While at University Park, Dr. Bu interacted with faculty members to learn more about possibilities for collaboration to help evolve the dairy industry in China which is working towards increasing production to meet rising consumption. He toured the Penn State Dairy Farm and the Animal Diagnostic Laboratories.

Dr. Terry Etherton, Head of the Department of Animal Science, said, "We welcome the interest from Dr. Bu in partnering with faculty in our Department in advancing the research and extension interests of both countries. He had the opportunity to interact with many of our research leaders and visited our facilities, and enjoyed his visit immensely."

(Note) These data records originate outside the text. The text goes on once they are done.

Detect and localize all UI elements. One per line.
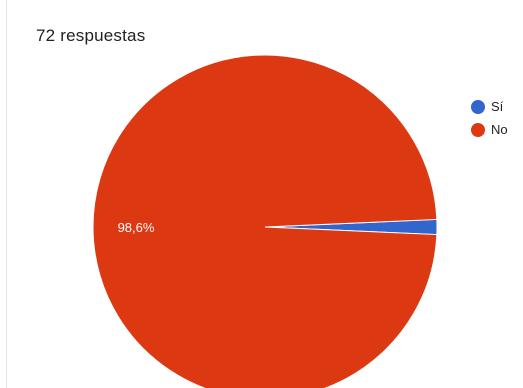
legend-item: No — [471, 118, 508, 141]
legend-label: Sí — [491, 99, 504, 114]
pie-data-label: 98,6% — [118, 220, 155, 235]
legend-swatch-icon — [471, 99, 485, 114]
pie-slice-no — [92, 54, 438, 388]
legend-swatch-icon — [471, 122, 485, 137]
card-divider — [6, 0, 7, 388]
response-count-label: 72 respuestas — [36, 26, 146, 45]
legend-item: Sí — [471, 95, 508, 118]
chart-legend: Sí No — [471, 95, 508, 141]
legend-label: No — [491, 122, 508, 137]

Etherton said it is possible a Memorandum of Understanding for joint projects could result from the visit. Potential topics to be explored further include research and extension programs that relate to cutting-edge reproductive biology technologies, dairy nutrition and dairy cow health.

Dr. Bu was quite interested in the research conducted by Troy Ott, Ph.D., Professor of Reproductive Physiology, that has been funded by a RAIN (Research Application for INnovation) grant from Penn State's College of Agricultural Sciences. The grant provided funding that has led to the development of a test that looks promising for the detection of pregnancy status in dairy cows on or about day 18. The practical application of this research is it would be possible to get "open" cows rebred sooner than the current practice.

The technology is being developed by a State College-based company, PPK Animal Healthcare, Inc. (PPK). Dr. Bu visited PPK and discussed technology transfer.

Dr. Bu has four patents, published a book and has written more than 100 research papers. He is the principal investigator and leader for more than 10 national-level projects funded by the China Ministry of Science and Technology (MOST) and the Ministry of Agriculture (MOA). He oversees dairy extension in China and wants specifically to reduce calving intervals, reduce the prevalence of infectious disease and improve milk quality.